Regarding accountability, planning rules in Germany are not policy, but law, called the Bürgerliches Gesetzbuch, or BGB. In this sense, the pre-application advice is legally binding for the local planning authority. This allows certainty. Our entire economy works on accountability and performance, so there is no reason that a council should not behave in the same way.

Regarding certainty, development law in Germany translates ambiguity into rule-based formulas. These set clear rules for site coverage, building height, maximum floor area etc. You get all this confirmed via a pre-application and you know exactly where you are going. This certainty invites more smaller players who cannot afford to gamble hundreds of thousands of euro on planning applications, with high chances of refusal or overturning.

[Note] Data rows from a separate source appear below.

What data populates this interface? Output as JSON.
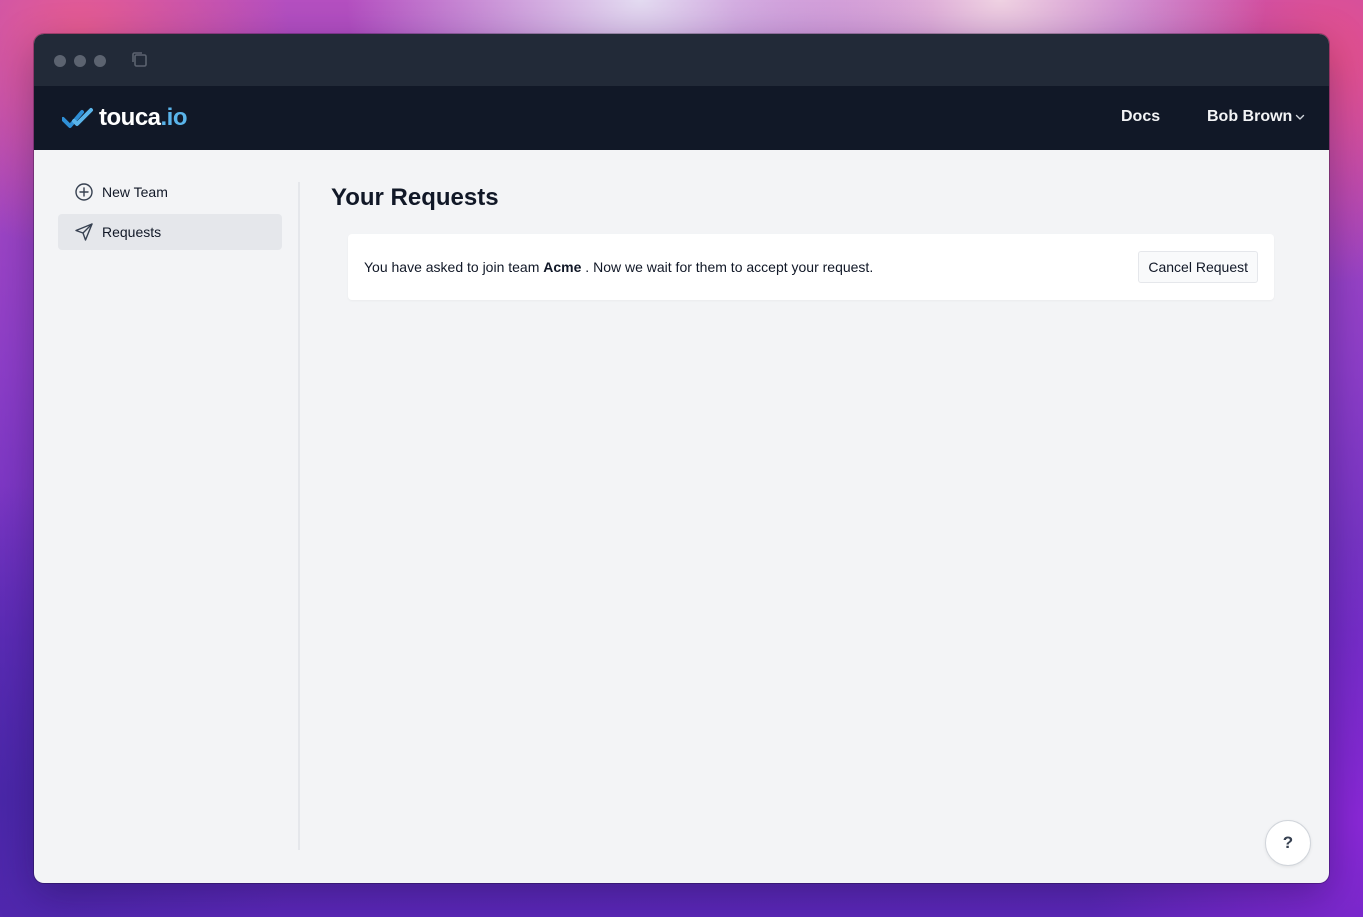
{
  "brand": {
    "name_main": "touca",
    "name_accent": ".io",
    "accent_color": "#5ab4ea"
  },
  "nav": {
    "docs_label": "Docs",
    "user_name": "Bob Brown"
  },
  "sidebar": {
    "items": [
      {
        "label": "New Team",
        "icon": "plus-circle-icon"
      },
      {
        "label": "Requests",
        "icon": "paper-plane-icon",
        "active": true
      }
    ]
  },
  "main": {
    "title": "Your Requests",
    "request": {
      "text_before": "You have asked to join team ",
      "team_name": "Acme",
      "text_after": " . Now we wait for them to accept your request.",
      "cancel_label": "Cancel Request"
    }
  },
  "help": {
    "label": "?"
  }
}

A question that arises when you speak to the man on the street about prefabrication and MMC is whether repetition is important to be able to do it effectively, whether repetition in housing is tantamount to poor quality and whether it constitutes prefabrication. In fact, repetition has always been crucial in the production of housing, even using traditional construction methods. Urban designers often refer to housing and offices as "fabric" as opposed to public buildings, which they call "monuments". If we step outside into Georgian Dublin, we are in a sea of similar house types. If we walk a little further into Portobello or the Liberties, we once again see repeating Victorian house types. We view these as being highly desirable. It is not the same with more recent housing, where each individual apartment building is, for some reason, unique. This has happened through the architecture profession responding to the demands of a planning system that seems to favour novelty and bespoke design. Using MMC, alterations to specific finishes, window styles and so forth remain possible, but the main thrust of the building design and form is best fixed.

Think of a Georgian house. They all have the same floor plan and the same logic.